Pendapat siswa sangat didengarkan, sehingga tanpa sadar tertanam jiwa demokratis sejak dini. Sementara ambisi bersaing ditekan. Berbeda dengan di Indonesia dan kebanyakan negara di dunia, yang terobsesi pada peringkat, Finlandia tidak menerapkan sistem nilai dan juara kelas.

Sinergi guru, orangtua dan siswa

Ratih mengingat ketika putrinya Nadya cepat bisa membaca dibanding anak lain di TK dan saat SD mengerjakan soal matematika lebih jauh dari yang telah diajarkan di kelas, pihak sekolah langsung memanggil orangtua.

Guru menyampaikan kekhawatiran bahwa Nadya belajar terlalu dini. Ratih sempat merasa aneh mengapa anak yang mau belajar sendiri seolah dihalangi. Tapi akhirnya ia paham bahwa “amat penting bagi siswa untuk merasakan perkembangan proses pembelajarannya secara pribadi, tanpa dibandingkan dengan siswa lain.”

Faktor lain yang patut diteladani dari Finlandia, ialah kelancaran komunikasi yang dibangun antara guru, orangtua, dan siswa.

Secara berkala, guru memberikan masukan kepada orangtua, demikian juga sebaliknya.

Setelah WHO mengumumkan wabah corona mengharuskan anak belajar dari rumah, sekolah telah siap.

Ada aplikasi Peda.net untuk pertukaran materi belajar antara guru dan siswa. Lalu Wilma, yang dapat diakses juga oleh orangtua dan memuat berbagai pengumuman aktual dari pihak sekolah.

Karena sejak kecil sudah diajarkan kedisiplinan dan semangat belajar yang tinggi, orangtua pun tidak kesulitan mengatur jam belajar anak di rumah. Mereka akan dengan tertib mengumpulkan tugas pada waktu yang ditentukan, biasanya tiap Jumat.

Terkesan gila belajar, anak-anak di Finlandia justru punya jam belajar yang lebih sedikit dibandingkan Indonesia. Bahkan sekolah selalu mewajibkan anak beraktivitas di luar rumah, tak peduli cuaca hujan maupun bersalju, alih-alih terus belajar di dalam rumah.

“Namun yang paling penting dari semua kesiapan sistem pendidikan Finlandia, ialah kebijakannya yang memungkinkan pendidikan berlaku untuk semua,” tegas Ratih. 

Pengalaman Ratih mencari sekolah untuk anaknya di Indonesia, pihak sekolah menawarkan fasilitas mewah dan pelajaran yang dibawakan dengan bahasa asing, daripada menonjolkan kurikulumnya.

“Di Indonesia, orang yang punya uang dapat mengakses pendidikan bermutu, sedangkan yang kurang mampu seperti menerima pendidikan ala kadarnya,” ujarnya.

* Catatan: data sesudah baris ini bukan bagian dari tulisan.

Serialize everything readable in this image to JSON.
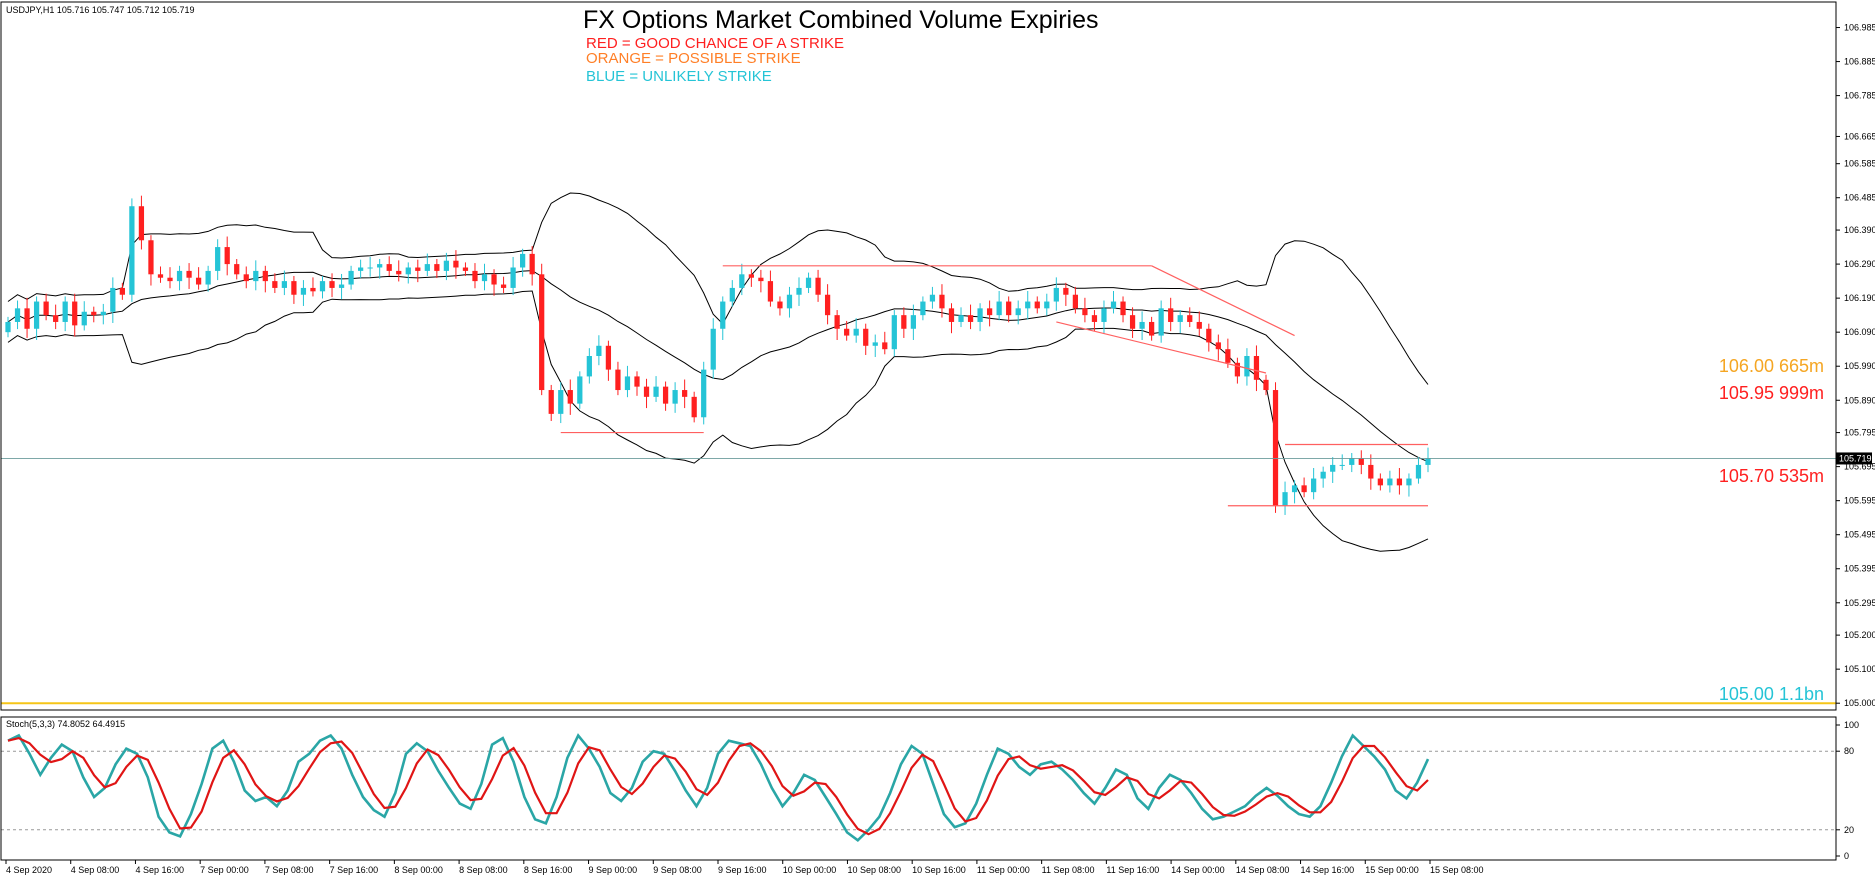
{
  "header": {
    "symbol_info": "USDJPY,H1  105.716 105.747 105.712 105.719",
    "title": "FX Options Market Combined Volume Expiries",
    "legend": [
      {
        "text": "RED = GOOD CHANCE OF A STRIKE",
        "color": "#ff2020"
      },
      {
        "text": "ORANGE = POSSIBLE STRIKE",
        "color": "#ff7f27"
      },
      {
        "text": "BLUE = UNLIKELY STRIKE",
        "color": "#25c4d6"
      }
    ]
  },
  "expiries": [
    {
      "label": "106.00 665m",
      "price": 106.0,
      "color": "#f5a623"
    },
    {
      "label": "105.95 999m",
      "price": 105.95,
      "color": "#ff2020"
    },
    {
      "label": "105.70 535m",
      "price": 105.7,
      "color": "#ff2020"
    },
    {
      "label": "105.00 1.1bn",
      "price": 105.0,
      "color": "#25c4d6"
    }
  ],
  "current_price": {
    "label": "105.719",
    "value": 105.719
  },
  "stoch_label": "Stoch(5,3,3) 74.8052 64.4915",
  "chart_data": {
    "type": "candlestick",
    "y_ticks": [
      "106.985",
      "106.885",
      "106.785",
      "106.665",
      "106.585",
      "106.485",
      "106.390",
      "106.290",
      "106.190",
      "106.090",
      "105.990",
      "105.890",
      "105.795",
      "105.695",
      "105.595",
      "105.495",
      "105.395",
      "105.295",
      "105.200",
      "105.100",
      "105.000"
    ],
    "ylim": [
      104.98,
      107.06
    ],
    "x_ticks": [
      "4 Sep 2020",
      "4 Sep 08:00",
      "4 Sep 16:00",
      "7 Sep 00:00",
      "7 Sep 08:00",
      "7 Sep 16:00",
      "8 Sep 00:00",
      "8 Sep 08:00",
      "8 Sep 16:00",
      "9 Sep 00:00",
      "9 Sep 08:00",
      "9 Sep 16:00",
      "10 Sep 00:00",
      "10 Sep 08:00",
      "10 Sep 16:00",
      "11 Sep 00:00",
      "11 Sep 08:00",
      "11 Sep 16:00",
      "14 Sep 00:00",
      "14 Sep 08:00",
      "14 Sep 16:00",
      "15 Sep 00:00",
      "15 Sep 08:00"
    ],
    "stoch_ticks": [
      "100",
      "80",
      "20",
      "0"
    ],
    "closes": [
      106.12,
      106.16,
      106.1,
      106.18,
      106.14,
      106.12,
      106.18,
      106.11,
      106.15,
      106.14,
      106.15,
      106.22,
      106.2,
      106.46,
      106.36,
      106.26,
      106.25,
      106.24,
      106.27,
      106.25,
      106.23,
      106.27,
      106.34,
      106.29,
      106.26,
      106.24,
      106.27,
      106.24,
      106.22,
      106.24,
      106.2,
      106.22,
      106.21,
      106.24,
      106.22,
      106.23,
      106.27,
      106.28,
      106.28,
      106.29,
      106.27,
      106.26,
      106.28,
      106.27,
      106.29,
      106.27,
      106.3,
      106.28,
      106.27,
      106.24,
      106.26,
      106.23,
      106.22,
      106.28,
      106.32,
      106.26,
      105.92,
      105.85,
      105.92,
      105.88,
      105.96,
      106.02,
      106.05,
      105.98,
      105.92,
      105.96,
      105.93,
      105.9,
      105.93,
      105.88,
      105.92,
      105.9,
      105.84,
      105.98,
      106.1,
      106.18,
      106.22,
      106.26,
      106.25,
      106.24,
      106.18,
      106.16,
      106.2,
      106.22,
      106.25,
      106.2,
      106.14,
      106.1,
      106.08,
      106.1,
      106.05,
      106.06,
      106.04,
      106.14,
      106.1,
      106.14,
      106.18,
      106.2,
      106.16,
      106.12,
      106.14,
      106.12,
      106.16,
      106.14,
      106.18,
      106.14,
      106.16,
      106.18,
      106.16,
      106.18,
      106.22,
      106.2,
      106.16,
      106.14,
      106.12,
      106.16,
      106.18,
      106.14,
      106.1,
      106.12,
      106.08,
      106.16,
      106.12,
      106.14,
      106.12,
      106.1,
      106.06,
      106.04,
      106.0,
      105.96,
      106.02,
      105.95,
      105.92,
      105.58,
      105.62,
      105.64,
      105.62,
      105.66,
      105.68,
      105.7,
      105.7,
      105.72,
      105.7,
      105.66,
      105.64,
      105.66,
      105.64,
      105.66,
      105.7,
      105.72
    ],
    "stoch_main": [
      88,
      92,
      78,
      62,
      75,
      85,
      80,
      60,
      45,
      52,
      70,
      82,
      78,
      60,
      30,
      18,
      15,
      32,
      55,
      82,
      88,
      72,
      50,
      42,
      45,
      38,
      50,
      72,
      78,
      88,
      92,
      82,
      62,
      45,
      35,
      30,
      48,
      78,
      86,
      80,
      65,
      52,
      40,
      36,
      55,
      85,
      90,
      72,
      45,
      28,
      25,
      45,
      75,
      92,
      82,
      68,
      48,
      42,
      52,
      72,
      80,
      78,
      65,
      50,
      38,
      52,
      78,
      88,
      86,
      84,
      70,
      52,
      38,
      48,
      62,
      58,
      45,
      32,
      18,
      12,
      20,
      30,
      48,
      70,
      84,
      78,
      55,
      32,
      22,
      25,
      40,
      62,
      82,
      78,
      68,
      62,
      70,
      72,
      66,
      58,
      48,
      40,
      52,
      66,
      62,
      44,
      36,
      52,
      62,
      58,
      48,
      36,
      28,
      30,
      34,
      38,
      46,
      52,
      46,
      38,
      32,
      30,
      38,
      56,
      76,
      92,
      84,
      76,
      66,
      50,
      44,
      56,
      74
    ]
  }
}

Oleh karenanya, ia berharap dari pihak pemerintah muncul political will untuk menyelenggarakan pendidikan berkualitas untuk semua, bukan semata-mata untuk anak-anak dari keluarga yang berada saja.

Sistem Pendidikan Finlandia sejatinya sejalan dengan semangat Ki Hadjar Dewantara menggelorakan gerakan Taman Siswa.

Tinggal bagaimana pemerintah, dalam hal ini, Kementerian Pendidikan dan Kebudayaan, sekarang mengimplementasikannya melalui cetak biru sistem pendidikan Indonesia yang katanya sudah dirancang sejak 2007 tersebut.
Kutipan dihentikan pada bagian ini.